Erstellt am 14. Juni 2016, 08:31

von Michaela Fleck-Regenfelder

Wo der König tanzt. Alte Töne & junge Tänzer bringt die elfte Auflage von St. Pöltens Barockfestival bis 25. Juni in die Barockstadt.

 |  NOEN, Barockfestival

Der erste Gambist war schon da. Die nächsten kommen jetzt. Und ein Organist, eine Cembalistin, ein Pianist, ein Theorbe-Spieler, ein Akkordeonist, ein Countertenor und ein ganzer Chor auch.

Denn: St. Pöltens elftes Barockfestival hat gerade erst begonnen. Und geht diese Woche gleich virtuos weiter. Da reist das Pariser Ensemble Les Paladins (darunter eine Gambistin) am Donnerstag nicht mit Vivaldi, aber mit Charpentier durch „Die vier Jahreszeiten“.

Da verbeugt sich der Organist Jan van de Laar am Freitag vor Bach und auch gleich noch vor Schumann. Da treffen sich am Samstag die Cembalistin Violaine Cochard und der Pianist Edouard Ferlet zum barocken Stelldichein.

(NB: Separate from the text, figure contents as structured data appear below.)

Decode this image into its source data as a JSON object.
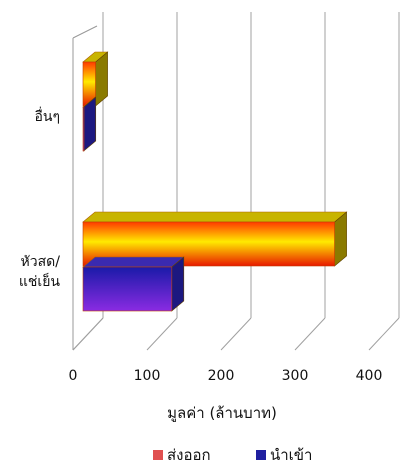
{
  "chart_data": {
    "type": "bar",
    "orientation": "horizontal",
    "three_d": true,
    "categories": [
      "หัวสด/\nแช่เย็น",
      "อื่นๆ"
    ],
    "series": [
      {
        "name": "ส่งออก",
        "values": [
          340,
          17
        ],
        "color": "#f2a01a",
        "legend_color": "#e05050"
      },
      {
        "name": "นำเข้า",
        "values": [
          120,
          1
        ],
        "color": "#5a2fd0",
        "legend_color": "#2020a0"
      }
    ],
    "xlabel": "มูลค่า (ล้านบาท)",
    "ylabel": "",
    "xlim": [
      0,
      400
    ],
    "xticks": [
      0,
      100,
      200,
      300,
      400
    ],
    "grid": true,
    "legend_position": "bottom"
  }
}
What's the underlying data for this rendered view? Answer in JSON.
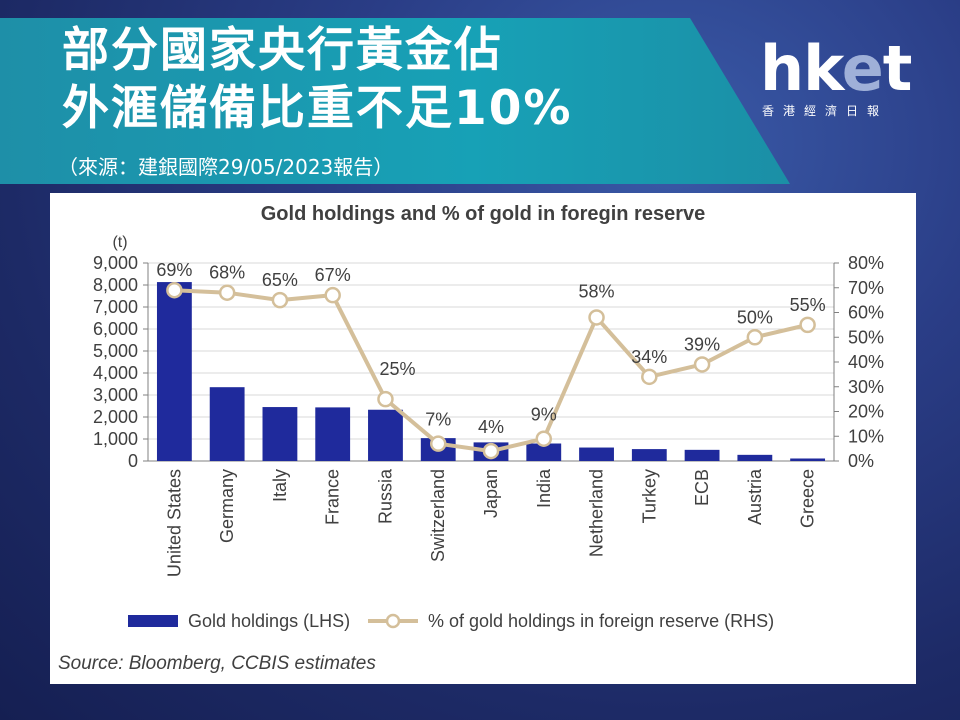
{
  "header": {
    "title_line1": "部分國家央行黃金佔",
    "title_line2": "外滙儲備比重不足10%",
    "subtitle": "（來源：建銀國際29/05/2023報告）"
  },
  "logo": {
    "main_h": "hk",
    "main_e": "e",
    "main_t": "t",
    "sub": "香港經濟日報"
  },
  "colors": {
    "bar": "#1f2a9c",
    "line": "#d4bf9a",
    "banner": "#17a1b6",
    "text": "#404040"
  },
  "chart_data": {
    "type": "bar+line",
    "title": "Gold holdings and % of gold in foregin reserve",
    "ylabel_left": "(t)",
    "categories": [
      "United States",
      "Germany",
      "Italy",
      "France",
      "Russia",
      "Switzerland",
      "Japan",
      "India",
      "Netherland",
      "Turkey",
      "ECB",
      "Austria",
      "Greece"
    ],
    "ylim_left": [
      0,
      9000
    ],
    "yticks_left": [
      "0",
      "1,000",
      "2,000",
      "3,000",
      "4,000",
      "5,000",
      "6,000",
      "7,000",
      "8,000",
      "9,000"
    ],
    "ylim_right": [
      0,
      80
    ],
    "yticks_right": [
      "0%",
      "10%",
      "20%",
      "30%",
      "40%",
      "50%",
      "60%",
      "70%",
      "80%"
    ],
    "series": [
      {
        "name": "Gold holdings (LHS)",
        "type": "bar",
        "axis": "left",
        "values": [
          8133,
          3355,
          2452,
          2437,
          2330,
          1040,
          846,
          795,
          612,
          541,
          507,
          280,
          114
        ]
      },
      {
        "name": "% of gold holdings in foreign reserve (RHS)",
        "type": "line",
        "axis": "right",
        "values": [
          69,
          68,
          65,
          67,
          25,
          7,
          4,
          9,
          58,
          34,
          39,
          50,
          55
        ],
        "labels": [
          "69%",
          "68%",
          "65%",
          "67%",
          "25%",
          "7%",
          "4%",
          "9%",
          "58%",
          "34%",
          "39%",
          "50%",
          "55%"
        ]
      }
    ],
    "legend": "bottom",
    "source": "Source: Bloomberg, CCBIS estimates"
  }
}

Ausflüge & Abstecher vom Barock bis jetzt

Da spannt der Theorbist Bruno Helstroffer am Donnerstag darauf den Bogen von 1640 bis 2016. Da verabreden sich Countertenor Dominique Visse, Theorbist Bruno Helstroffer und Akkordeonist Jean-Louis Matinier am Freitag zu einem Ausflug in die Elektronik. Und da wagt sich Johannes Hiemetsbergers Chorus sine nomine an Gregorio Allegris legendäres „Miserere“ – begleitet von Sopransaxofonist Michael Krenn.

Zu hören ist all das in der ehemaligen Synagoge, im Dom, im früheren Sommerrefektorium, in der Evangelischen Kirche und in der Franziskanerkirche zu St. Pölten.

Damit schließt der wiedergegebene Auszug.